In keinem der vielen schönen Gasthöfe dieser Stadt konnten wir unterkommen. Es waren eben die letzten Tage der Woche, in welcher dort alljährlich Pferderennen gehalten werden. Wir fanden alles vollgepfropft von Fremden, die teils jenes edle Vergnügen, teils die es begleitenden Lustbarkeiten, das Theater, die Bälle, Konzerte und tausend andere Freuden herbeigezogen hatten. Da wir bald eine artige Wohnung bei einem Kupferstichhändler, einem der unzähligen Mackintoshes, fanden, waren wir es wohl zufrieden, das Volk einmal in seiner Nationalfreude zu sehen.

Die Stadt Edinburgh, von beträchtlicher Größe, ist eine der schönsten und häßlichsten Städte zugleich und verdient in dieser Hinsicht mit Marseille verglichen zu werden.
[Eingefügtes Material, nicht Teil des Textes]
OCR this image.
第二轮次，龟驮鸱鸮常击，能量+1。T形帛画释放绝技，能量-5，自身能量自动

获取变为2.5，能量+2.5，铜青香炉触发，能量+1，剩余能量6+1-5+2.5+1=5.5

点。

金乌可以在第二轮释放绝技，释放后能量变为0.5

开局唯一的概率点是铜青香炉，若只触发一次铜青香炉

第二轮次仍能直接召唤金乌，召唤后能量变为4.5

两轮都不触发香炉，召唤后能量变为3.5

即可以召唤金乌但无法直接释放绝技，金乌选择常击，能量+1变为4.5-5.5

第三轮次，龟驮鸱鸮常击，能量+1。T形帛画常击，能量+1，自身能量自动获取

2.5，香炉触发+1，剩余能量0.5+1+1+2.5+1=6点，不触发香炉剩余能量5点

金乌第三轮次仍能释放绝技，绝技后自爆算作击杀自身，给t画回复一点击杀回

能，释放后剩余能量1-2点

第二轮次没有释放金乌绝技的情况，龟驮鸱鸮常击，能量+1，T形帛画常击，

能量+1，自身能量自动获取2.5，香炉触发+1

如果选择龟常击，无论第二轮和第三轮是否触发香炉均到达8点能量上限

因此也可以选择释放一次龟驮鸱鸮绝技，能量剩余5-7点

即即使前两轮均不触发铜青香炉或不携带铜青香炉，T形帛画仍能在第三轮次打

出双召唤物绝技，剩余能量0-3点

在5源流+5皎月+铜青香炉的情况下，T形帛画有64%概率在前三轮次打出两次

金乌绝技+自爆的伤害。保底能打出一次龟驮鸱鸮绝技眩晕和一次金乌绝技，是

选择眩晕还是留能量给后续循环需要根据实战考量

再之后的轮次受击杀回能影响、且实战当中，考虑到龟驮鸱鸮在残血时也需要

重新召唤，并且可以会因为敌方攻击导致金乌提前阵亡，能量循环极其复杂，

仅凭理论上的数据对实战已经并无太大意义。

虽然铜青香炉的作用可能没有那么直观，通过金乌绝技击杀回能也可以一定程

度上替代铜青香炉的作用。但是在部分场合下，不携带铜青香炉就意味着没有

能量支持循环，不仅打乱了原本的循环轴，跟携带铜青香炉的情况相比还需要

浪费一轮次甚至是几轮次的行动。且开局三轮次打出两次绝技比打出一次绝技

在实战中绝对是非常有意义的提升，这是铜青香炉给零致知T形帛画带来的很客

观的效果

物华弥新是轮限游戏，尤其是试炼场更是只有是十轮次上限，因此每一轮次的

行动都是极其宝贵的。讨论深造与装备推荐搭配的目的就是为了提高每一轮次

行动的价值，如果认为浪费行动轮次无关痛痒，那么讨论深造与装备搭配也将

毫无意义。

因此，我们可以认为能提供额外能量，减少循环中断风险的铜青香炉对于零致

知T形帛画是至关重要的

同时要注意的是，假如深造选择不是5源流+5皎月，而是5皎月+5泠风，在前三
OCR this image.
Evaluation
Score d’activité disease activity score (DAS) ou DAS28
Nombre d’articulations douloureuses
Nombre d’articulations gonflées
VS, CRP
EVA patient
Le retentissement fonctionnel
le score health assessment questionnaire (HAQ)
Die Altstadt, ein grauen- und ekelerregender Klumpen alter, schmutziger, den Einsturz drohender Häuser, die anscheinen ohne Ordnung in engen, winkligen Straßen an- und übereinandergeworfen zu sein scheinen; die neue Stadt dagegen wetteifernd mit den schönsten Städten Europas. Edinburghs ganze Lage ist einzig in ihrer Art, von hoher romantischer Schönheit.

An den Seiten eines hohen Felsens, der sich an eine lange, majestätische Reihe anderer Felsen anschließt, liegen die Häuser der alten Stadt, wie Schwalbennester angeklebt, unter- und übereinander; einige dieser Häuser haben, von einer Straße aus gesehen, zehn Stockwerke, während sie von der anderen Seite deren nur zwei oder drei zählen, und man aus dem vierten oder fünften Stock der niedriger liegenden Seite auf der hohen geraden Fußes ins Freie in eine andere Straße geht. Wie krumm, wie eng, wie winklig der größte Teil dieser Straßen ist, läßt sich schwer beschreiben. Einige derselben führen steile und hohe Berge hinauf und hinab, auf die allerbeschwerlichste Weise. Auf den höchsten Gipfel dieser Felsenkette thront die uralte Wohnung der schottischen Könige, das Kastell, hoch über den Häusern der übrigen Einwohner. Eine tiefe Kluft, aus welcher jene Felsen steil, fast senkrecht emporsteigen, trennt die alte Stadt von einer Anhöhe, auf welcher die neue Stadt erbaut ist. Einige schöne steinerne Brücken führen hinüber und vereinigen beide Städte. Tief im Abgrunde sieht man von einer dieser Brücke Straßen, die dort unten liegen, wie im Erebus, denen Sonne und Mond fast nie scheinen, und deren Dächer noch lange nicht bis zu der Grundlage der Brücke hinaufreichen. Die Menschen, die dort wandeln, erscheinen, von oben gesehen, wie Gnomen. Es ist unbegreiflich, wie man im Angesichte der schönen, neueren Stadt diese unfreundlichen Wohnungen ertragen kann. Nur ein Teil dieser Kluft ist bebaut, der übrige wird zum Teil als Viehweide benutzt, zum Teil liegt er steinig und unfruchtbar da.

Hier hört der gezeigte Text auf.